Tout est dans le titre.The Suicide Squad. Certes, on retrouve pas mal de têtes connues, mais le message est clair : cette fois, c'est la vraie. D'ailleurs, le film ne cherche jamais à raccorder avec celui d'Ayer. Allez, une ou deux allusions pour la blague et basta. Pour enfoncer le clou, comparons les personnages de Deadshoot et Bloodsport. Pas le même nom mais la même passion. En gros, le même personnage mais bien mieux écrit. Par ce simple tour de passe-passe, Idris Elba balaye Will Smith en deux-trois mouvements, juste le temps d'imposer son caractère d'ours mal léché et son charisme au delà du réel. Pourtant, l'acteur britannique et la revenante Margot Robbie (excellente, une fois de plus), ne sont pas les seuls à se régaler. Joel Kinnaman (Rick Flag) revient pour un tour de piste, force est de constater qu'on lui permet enfin de se lâcher un peu. Il aura même les honneurs d'une des séquences les plus fortes que le DCEU ait offert en 8 ans d'existence. John Cena s'amuse comme un gosse et propose un joli numéro entre autodérision et rigorisme. Niveau humour, le discret mais terriblement drôle David Dastmalchian offre de beaux moments avec Polka Dot-Man, lanceur de pastilles en pleine névrose maternelle. Quant à King Shark (avec la voix de Sylvester Stallone), il vient rappeler que les créatures numériques bien pensées savent faire rire et disséminer un peu de lyrisme. Mais la révélation de The Suicide Squad reste pour moi Daniela Melchior qui amène énormément d'émotions au milieu du spectacle, sans jamais s'égarer vers le pathos.

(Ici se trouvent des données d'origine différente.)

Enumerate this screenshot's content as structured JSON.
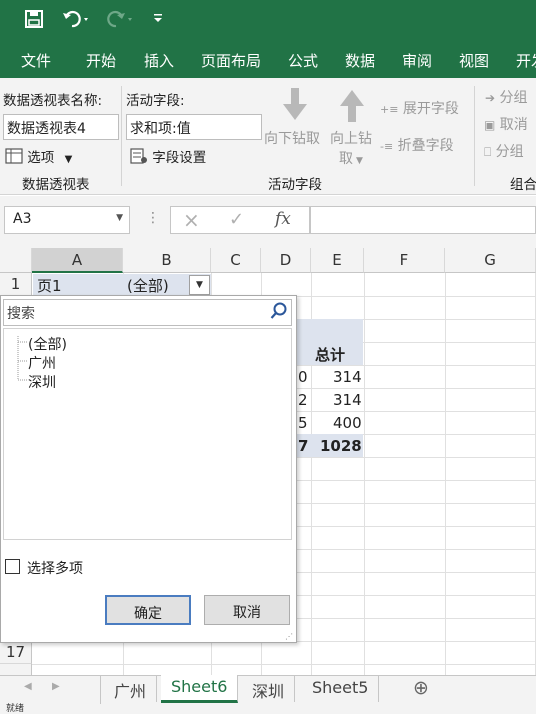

Chez James Gunn, caractériser et mettre en valeur ses protagonistes, c'est le secret pour transcender la base, qu'il dirige un film indé ou une grosse production. Pas de posture en bad guys factice qui tienne, son univers se compose d'inadaptés et de sociopathes aux troubles identifiés, qu'ils soient d'ordre pratique ou psychologique. Loin d'être cantonnés à un bruit de fond, les passifs et tempéraments de chacun se répercuteront sur les évènements et trouveront leurs résolutions, aussi diverses soient-elles. Mais derrière tout cela, Gunn est aussi un metteur en scène friand d'expérimentations. Il n'oublie jamais sa source, les comics et sa scénographie en tire même sa force. Chaque scène d'action est construite de manière à ce que la caméra puisse s'amuser avec le décor, je pense à ce concours du "qui tuera le plus?" entre Bloodsport et Peacemaker. Le long-métrage additionne les procédés picturaux, avec ses intertitres mêlés aux environnements, lors d'un flashback raconté au travers de vitres dont l'encadrement rappelle la forme des cases, ou avec cette chute sur plusieurs étages, gag purement visuel. Même l'escapade meurtrière de Harley Quinn transpire cet amour du mouvement et de la couleur (avec un petit hommage à *Kingsman*, il me semble). **D'ailleurs, chaque scène d'action est construite de manière à ce que la caméra puisse s'amuser avec les environnements**, je pense à ce concours du "qui tuera le plus?" entre Bloodsport et Peacemaker. Ne parlons même pas du bon gros méchant...Bref, *The Suicide Squad* est un film de son auteur en cela qu'il s'approprie un matériau de départ et fait communier moult registres sans jamais qu'ils se fassent concurrence.
On l'attendait pour 2016 mais il aura fallu attendre 2021 pour le voir enfin, ce satané projet qui devait dynamiter l'écurie DC. Il est tel qu'on l'imaginait à l'époque, Les Gardiens de la Galaxie version trash. C'était également l'idée de Warner apparemment, puisqu'elle s'est évertuée à en fourrer des bouts dans le film de David Ayer. Sauf qu'un film ne se conçoit pas à partir d'algorithmes ou de pièces détachées. Il faut d'abord un œil, un style et beaucoup d'idées. Tout ce que James Gunn a en réserve. Mieux vaut tard que jamais. Alors pourvu que The Suicide Squad soit un nouveau point de départ.